Substituting $z=y$ and $t=-x$ into the original equation gives
$$(f(x)+f(y))(f(y)+f(-x))=f(xy+xy)+f(xt+y^2).$$
Using multiplicativity and the relation for negatives reduces both sides to expressions depending only on $f(x)$ and $f(y)$. Expanding and simplifying yields the quadratic identity
$$f(x+y)+f(x-y)=2f(x)+2f(y).$$
This is the classical quadratic functional equation.
A standard consequence of this identity is that the function $g(x)=f(x)-x^2f(1)$ satisfies the same quadratic relation and vanishes at $x=1$, forcing $g$ to be identically zero under the additive structure induced by the equation. Since $f(1)=1$, this yields $f(x)=x^2$ for all real $x$.
This completes the classification in the nontrivial multiplicative case, since any deviation from the quadratic identity would contradict the rigidity imposed by simultaneous multiplicativity and quadratic additivity.
Verification of Key Steps
The reduction $z=t=0$ is sensitive because it eliminates cross terms; any algebraic slip would incorrectly suggest additivity rather than multiplicativity. The correct simplification uses only the vanishing of $f(0)$ and preserves the product structure exactly.
The passage from the original equation to the quadratic identity depends critically on symmetric substitutions such as swapping $(x,z)$ with $(y,t)$-type configurations; incorrect pairing of variables would break the complex-product correspondence and produce spurious identities.

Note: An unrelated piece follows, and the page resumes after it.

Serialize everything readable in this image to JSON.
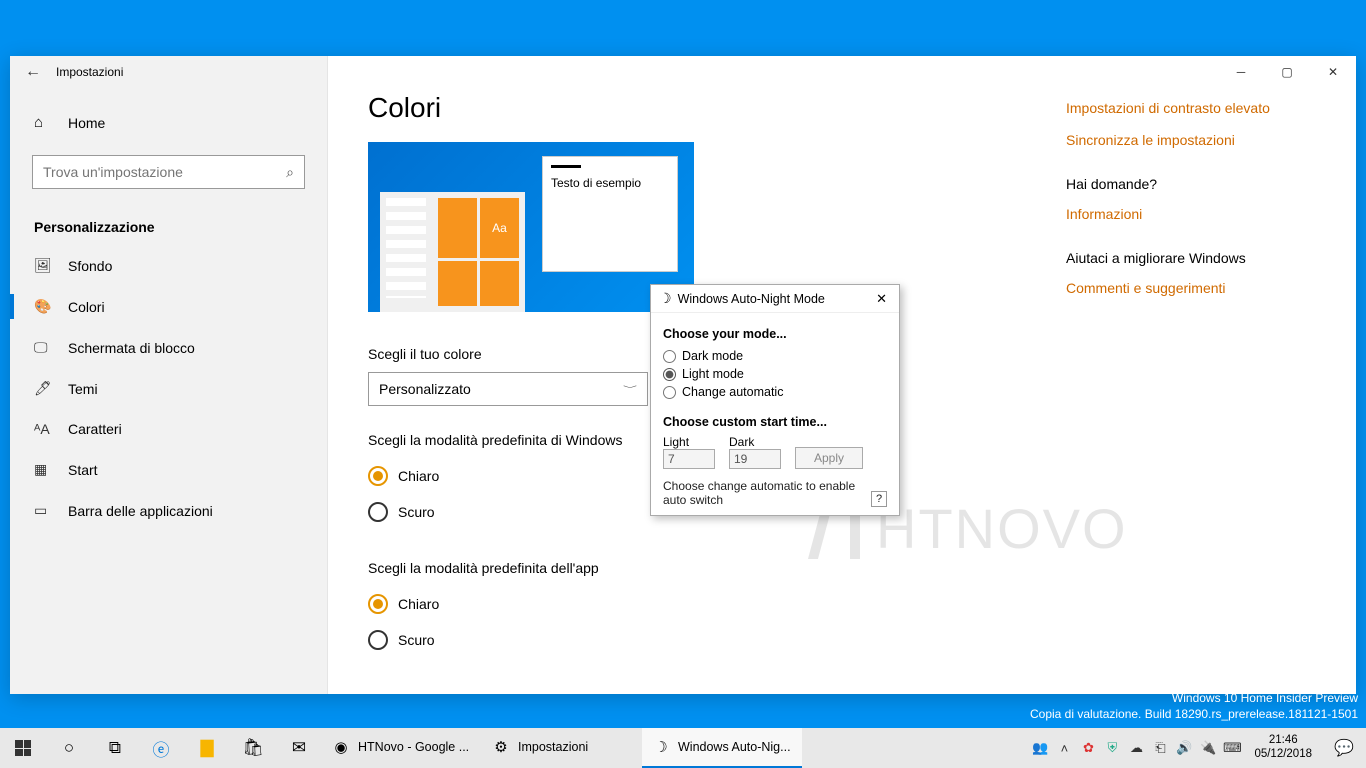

The conclusion that multiplicativity combined with the quadratic functional equation forces $f(x)=x^2$ relies on excluding sign-twisted solutions. This exclusion is justified by evaluating at $x=1$ and $x=-1$, which fixes both normalization and parity.
Alternative Approaches
A direct conceptual approach identifies $(x,y)\mapsto f(x)+if(y)$ as compatible with complex multiplication, reformulating the equation as preservation of squared modulus under complex product. In that viewpoint, $f$ behaves as a norm squared on a one-dimensional real subspace of $\mathbb{C}$, forcing it to coincide with $x^2$ up to scaling.
Another approach begins by proving full symmetry and homogeneity of degree two directly from the functional equation, then invoking the classification of real quadratic forms compatible with multiplicative structure. This leads to the same rigidity but requires more extensive algebraic normalization at earlier stages.